J’ai connu Pierre dans le bureau de Jacques Beauchamp, alors directeur de la section sportive du Journal de Montréal, il y a 50 ans. Nous sommes devenus des amis avec le temps. Nos familles se sont côtoyées. Pour mes jeunes enfants, il était Oncle Pierre.

 

Un jour, il a fait cadeau d’un toutou à ma fille. « Comment s’appelle-t-il », lui a-t-elle demandé.

 

« Il s’appelle Ours », a-t-il répondu avec sa bonhommie habituelle.

 

Trente ans plus tard, le toutou est toujours là parmi les choses dont on ne peut pas se défaire. Et il s’appelle toujours Ours.

Depuis que Pierre a succombé à un malaise cardiaque attribuable au coronavirus, les commentaires qui affluent confirment à quel point il a marqué les gens par son approche sensible et humaine. Les jeunes, comme les moins jeunes, comme les enfants.

 

Il a toujours tenté de créer une ambiance familiale parmi les athlètes qu’il représentait. Quand certains d’entre eux étaient de passage dans son secteur, à Laval, ils avaient accès à sa résidence jour et nuit. Ils avaient tous la clef de la maison. Quand ils étaient nombreux, on étendait des sacs de couchage dans le salon et c’était la fête. Plus tard, il a affectueusement couvé ses joueurs dans le rôle de directeur général des Nordiques et de l’Avalanche. On comprend plus aisément les merveilleux souvenirs qu’il laisse à un peu tout le monde.

 

On n’a pas de mal à imaginer toute la dimension du chagrin que ressentent Colombe, ses grands gars Martin et Éric et les trois petits-enfants pour lesquels Pierre a été un merveilleux grand-papa gâteau. La douleur est si vive chez celle qui l’a accompagné durant ce brillant parcours sportif qu’elle a dû être hospitalisée d’urgence il y a quelques heures afin de contrôler une pression artérielle en folie. Coco, la femme de sa vie, est atteinte de la COVID-19 elle aussi, ce qui rend encore plus difficile à traverser cette cruelle épreuve.

 

Sa dernière conversation avec Pierre s’est faite sur l’écran de leurs ordinateurs, la veille de sa mort. Il était très souffrant. Ils avaient mal tous les deux. À 6 h 30 du matin, on a appelé la famille pour lui apprendre que son coeur avait lâché.

 

Depuis, les messages de réconfort déferlent sur eux. Ils apprennent à quel point il était respecté dans tous les recoins du hockey. Son décès met une fois de plus en lumière son formidable talent de négociateur, son imagination fertile en matière de transactions et ses efforts acharnés pour bâtir des équipes gagnantes. Il voyait loin devant, ce qui lui permettait parfois de battre la concurrence avec une facilité relative. Ses neuf championnats de division consécutifs et ses deux coupes Stanley pourraient bien lui ouvrir les portes du Panthéon un jour.
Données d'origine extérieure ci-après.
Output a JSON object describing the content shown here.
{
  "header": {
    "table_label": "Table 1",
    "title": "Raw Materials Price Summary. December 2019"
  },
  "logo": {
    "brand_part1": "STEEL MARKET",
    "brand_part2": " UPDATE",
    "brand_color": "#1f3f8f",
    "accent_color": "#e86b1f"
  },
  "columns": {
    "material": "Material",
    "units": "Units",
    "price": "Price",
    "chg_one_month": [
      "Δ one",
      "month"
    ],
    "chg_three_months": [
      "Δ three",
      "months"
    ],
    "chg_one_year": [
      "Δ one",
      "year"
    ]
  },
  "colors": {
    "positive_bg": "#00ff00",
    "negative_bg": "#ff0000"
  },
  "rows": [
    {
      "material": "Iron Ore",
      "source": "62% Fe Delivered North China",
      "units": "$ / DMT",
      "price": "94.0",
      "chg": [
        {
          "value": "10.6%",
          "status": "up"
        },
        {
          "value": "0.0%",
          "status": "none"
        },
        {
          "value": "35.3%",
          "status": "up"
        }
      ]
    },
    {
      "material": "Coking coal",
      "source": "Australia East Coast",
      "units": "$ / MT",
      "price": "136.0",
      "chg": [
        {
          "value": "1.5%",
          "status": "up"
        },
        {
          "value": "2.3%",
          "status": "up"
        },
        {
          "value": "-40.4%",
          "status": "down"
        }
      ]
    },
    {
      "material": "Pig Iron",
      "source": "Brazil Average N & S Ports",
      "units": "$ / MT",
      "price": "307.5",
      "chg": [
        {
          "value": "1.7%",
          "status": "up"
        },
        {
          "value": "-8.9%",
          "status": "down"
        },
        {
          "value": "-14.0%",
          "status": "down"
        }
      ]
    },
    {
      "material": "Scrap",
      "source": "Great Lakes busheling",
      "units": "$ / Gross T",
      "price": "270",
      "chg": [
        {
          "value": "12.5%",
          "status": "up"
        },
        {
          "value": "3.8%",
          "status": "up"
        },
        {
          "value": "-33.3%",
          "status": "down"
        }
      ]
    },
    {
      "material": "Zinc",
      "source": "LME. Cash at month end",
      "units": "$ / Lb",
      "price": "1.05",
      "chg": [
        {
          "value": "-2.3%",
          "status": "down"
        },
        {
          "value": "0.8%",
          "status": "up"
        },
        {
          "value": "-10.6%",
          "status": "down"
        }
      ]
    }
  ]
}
Lacroix était destiné, semble-t-il, à accomplir de grandes choses. À 20 ans, il était beaucoup plus qu’un employé recrue dans un magasin d’articles de sport de Laval. Il avait plein d’idées. Ses plans détonaient déjà. Il avait notamment loué une salle de la Place des Arts, retenu les services d’une animatrice vedette, Lise Payette, et organisé avec l’aide de Lise Richard, l’épouse du Pocket Rocket, un défilé de mode impliquant les femmes des joueurs du Canadien. Rien de moins.

 

« Pierre a été instrumental dans mes succès. »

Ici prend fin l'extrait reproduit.